COVID-19 : HAITI ET LE MONDE A LA CROISEE DES CHEMINS(8), L’ENTROPIE POLITIQUE ET LE KIDNAPPING, « GARDER NOTRE BOUSSOLE »

 

COVID-19 : HAITI ET LE MONDE A LA CROISEE DES CHEMINS(8), L’ENTROPIE POLITIQUE ET LE KIDNAPPING, « GARDER NOTRE BOUSSOLE »

JEAN-ROBERT JEAN-NOEL

31 OCTOBRE 2020

Dans la chronique du mois dernier[1], j’ai poussé une sorte de cri de désespoir par rapport à la situation de l’entropie politique, d’insécurité, de kidnapping, et de la peur panique qui s’empare  la famille haïtienne. J’ai demandé à nos politiciens de trouver un terrain d’entente pour sauver ce qui peut encore l’être de notre pays. Tous mes écrits depuis plus de quinze ans sont orientés dans le sens de la nécessité de la grande concertation nationale inclusive. Les mots entente, dialogue, grande concertation, conférence nationale souveraine, semi-souveraine, inclusion, inclusive (et j’en passe) sont légion dans mes textes d’analyse. Pourtant, ce qui nous caractérise, c’est l’entropie politique, la division, la polarisation. On dirait qu’on a fait école, quand on regarde ce qui se passe  actuellement aux USA, la plus grande puissance économique mondiale, la plus grande démocratie, à la veille de la présidentielle du 3 Novembre 2020, en pleine 2e vague de la pandémie mondiale, dans ce grand pays et surtout en Europe, le coronavirus.  D’où le titre de la chronique du mois d’Octobre 2020 : COVID-19 : HAITI ET LE MONDE A LA CROISEE DES CHEMINS(8), L’ENTROPIE POLITIQUE ET LE KIDNAPPING, « GARDER NOTRE BOUSSOLE ».

Dans cette chronique, on aurait pu se concentrer sur une seule thématique, le kidnapping, car durant tout ce mois d’Octobre, le kidnapping a fait rage et les kidnappeurs ont pris la parole à la radio pour justifier leurs forfaits.

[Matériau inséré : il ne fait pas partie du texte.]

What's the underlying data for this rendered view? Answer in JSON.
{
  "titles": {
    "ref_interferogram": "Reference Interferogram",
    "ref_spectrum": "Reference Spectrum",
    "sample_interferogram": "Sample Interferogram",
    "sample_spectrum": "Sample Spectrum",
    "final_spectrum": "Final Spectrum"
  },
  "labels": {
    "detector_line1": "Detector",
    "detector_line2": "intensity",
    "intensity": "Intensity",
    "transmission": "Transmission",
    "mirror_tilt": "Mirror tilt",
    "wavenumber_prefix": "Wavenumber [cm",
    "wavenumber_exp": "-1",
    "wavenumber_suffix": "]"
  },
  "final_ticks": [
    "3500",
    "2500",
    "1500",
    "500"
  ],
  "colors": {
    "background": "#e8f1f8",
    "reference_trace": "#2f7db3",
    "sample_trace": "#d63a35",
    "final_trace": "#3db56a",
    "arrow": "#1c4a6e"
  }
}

Comme le kidnapping est lié à la situation d’entropie politique (langage violent, manifestions de rue, division au sein des partis politiques de l’opposition, au sein de la Police Nationale), comme l’étranger s’est imposé comme « un grand électeur » dans la vie politique haïtienne depuis ces dernières années, il est difficile de passer sous silence ce qui se passe aux USA, et son impact éventuel sur notre situation de peuple, et, enfin, comme le coronavirus rebondit aux USA et en Europe, et même si, en Haïti, on a l’impression que cette pandémie semble ne plus nous concerner directement, on ne peut s’empêcher de la regarder à travers le prisme mondial.

A.      LE CORONAVIRUS DANS LE MONDE, EN PARTICULIER AUX USA ET EN EUROPE

Selon le NOVEL CORONAVIRUS MAP[3],  la situation de la pandémie se présente au niveau mondial plutôt mal à l’approche de la saison d’Hiver en Amérique et en Europe, dont certains pays ont recours à nouveau au reconfinement total ou partiel. Au 30 Octobre 2020, on relève 45,304,036 de cas confirmés depuis le début de la pandémie, 1,184,565 cas de mortalité et 30,298,786 cas de récupération. Les USA sont toujours en tête avec 8,982,804 cas de contamination, 229,096 cas de mortalité et 3,554,336 cas de récupération, suivis de l’Inde (Asie), du  Brésil (AMSUD), et de la Russie (Eurasie). L’Europe et les USA font face à une 2e vague de cette pandémie.

« Le pays est préparé si jamais il y aurait une recrudescence de la maladie »

Comme Haïti est en quelque sorte liée à l’Europe à travers l’Union Européenne et surtout avec les USA, elle subit d’une manière ou d’une autre les impacts de cette pandémie, qui, si elle s’aggrave au niveau de ces pays, dont la plupart sont nos partenaires de longue date , elle pourra avoir des conséquences désastreuses pour notre pays, mais pas en termes de propagation de l’épidémie au niveau du pays qui enregistre, au 30 Octobre 2020, 9,057 cas de contamination, 232 cas de mortalité et 7,429 cas de récupération. D’ailleurs selon Dr Pape rapporté par Le Nouvelliste[4] : « le pays est préparé si jamais il y aurait une recrudescence de la maladie. Il se dit toutefois très inquiet du nombre des Haïtiens qui arrivent de la République dominicaine et qui sont testés positifs au PCR, précise que le pays dispose de 41 centres de prise en charge avec 1 350 lits qui peuvent être doublés et même triplés au besoin. Aujourd’hui, il y a dans le pays vingt et un générateurs d’oxygènedix laboratoires pouvant faire des tests, trente-quatre points de prélèvement et trois cents équipes prédisposées à aller investiguer les contacts sur le terrain. Docteur Pape fait état de plus de 625 000 médecins et infirmiers formés dans la prise en charge des personnes atteintes du coronavirus. »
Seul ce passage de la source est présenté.